Laurel Highlands - Member of the old and tough trail series
Be a kind runner and Karma will take care of you – for a price. Karma decided I needed a little kindness at Laurel Highlands. I figure it’s because I came back to erase the DNF from 2007.
At the pre-race dinner I joined a random table of runners. While waiting for the official start of the feeding window we discussed our running exploits. Turns out the runners at the table were a relay team and one of the guys lives in Keller TX and another is a nuclear engineer! None had run an ultra-marathon and they were genuinely fascinated by my running tales. Years ago they had hiked the Laurel Highlands Trail on a 7 day scouting trip. Now they were back to run the trail.
I have to say these guys bailed my ass out. I might have finished the event, but I should have packed my bags at the 50K mark. The relay team stayed about 45 minutes behind me for most of the day. At each aid station the rest of the team would be there to greet me, tell me I was great, that I looked good, and fetch items for me. They were the third best crew ever (Lean Horse and VT crews were way betterJ). I must say it is remarkable how things worked out for this race.
The Laurel Highlands area is beautiful. The area is about as mountainous as it can get for the Eastern US. The trail is heavily treed with numerous babbling brooks and plenty of scenic views. When you see it you just want to go run it! It doesn’t take long to figure out that what is nice on the outside isn’t so nice on the inside.
The race starts near a picturesque waterfall in Ohiopyle PA. After ½ a mile of easy road running you make a sharp left turn and almost immediately say “damn”. With less than a mile of running I realized a long legged flatlander from TX was going to have a tough day. The downpours in the preceding days made for slippery and muddy footing. The climb at mile 2 (one of about 20 significant climbs) put the hurt on a bunch of runners, me included. I love the downhill, but the past couple of trail events have soured my perspective. I’m beginning to dislike downhills because they now represent an upcoming make you want to cry uphill.
Laurel Highlands added a new dimension of the “Rock Experience.” I thought the Catoctin 50K had a bad case of rockitis. Someone must have sprinkled magic water over Eastern PA because these rocks are ridiculous. The vast majority of the trail is strewn with every size, shape, and orientation of jagged rocks. On rare occasions you have the opportunity to attempt running on slippery flat stone. The constant twisting from uneven foot plants led to very painful feet, ankles, knees, and hips. By mile 60 I didn’t have enough leg left in me to be able to run over the rock encrusted mine fields with confidence and eventually walked in the final miles.
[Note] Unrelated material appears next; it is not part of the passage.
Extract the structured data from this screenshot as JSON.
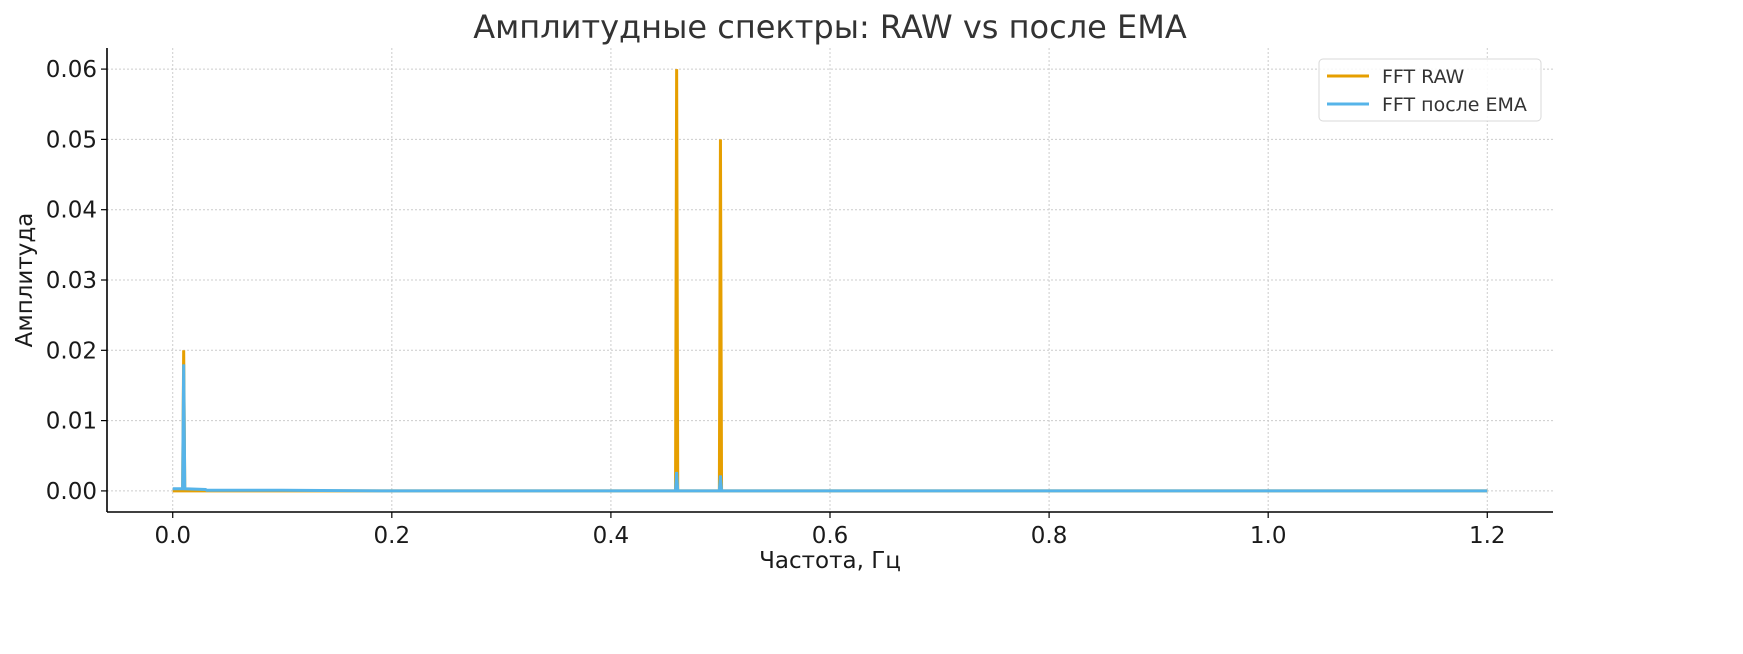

Walking was the safe and right choice for me even if it resulted in a couple of extra hours on the trail.
I was exhausted by mile 46. This is the point I DNF’d in 2007. I ran a very conservative pace and maintained good hydration, but I was whooped. I think a lack of sleep during the week took a significant toll on my performance. On Wednesday work issues resulted in 2 hours of sleep. For the race, I had to be up at 2:00AM in order to make the 3:30AM bus. The combination of 2 days of minimal sleep was too much to overcome, especially on a “Kick your ass while you’re down trail.” I’m thankful (I think) the new-found crew kept me in the game. Had I been solo, I likely would have dropped.
I’ve been wearing Hoka Stinsons for a little over a year. Not once have I had a significant issue. For this run I had issues with heel rubbing along the back and inside of the foot. The rubbing led to a half dollar sized blister and loss of skin on the left foot. I figure the uneven footing from the rocks combined with the wet conditions were the major contributors. That, and Karma decided this was the price I needed to pay for providing me with a 5 person crewJ
I finished without a single fall. I stumbled all over PA – but no falls. Once I toed a rock, jumped into the air with the right foot, and stuck the landing with both feet facing the opposite direction! I stood there for a few seconds, swiveled my head in circles, and thought, “What the hell just happened?!”
Laurel Highlands is in the category of the “old and tough trail series.” It’s been around for 35 years. In the beginning there were no aid stations and the trail was not maintained. I can’t imagine a self-supported run on this trail. Race entry is still done in the old-school way. You mail in the form with a check. First come first served based on the postmark date on the envelope. The event is super organized with a very friendly race director and supportive volunteers. That said, three of the aide stations are a haul (about 13 miles) over very tough terrain. A lot of planning and thought is needed by each runner when deciding what gear and hydration system to use. If you are looking for a challenging trail event give either the 50K or 70.5 mile Laurel Highlands run a try.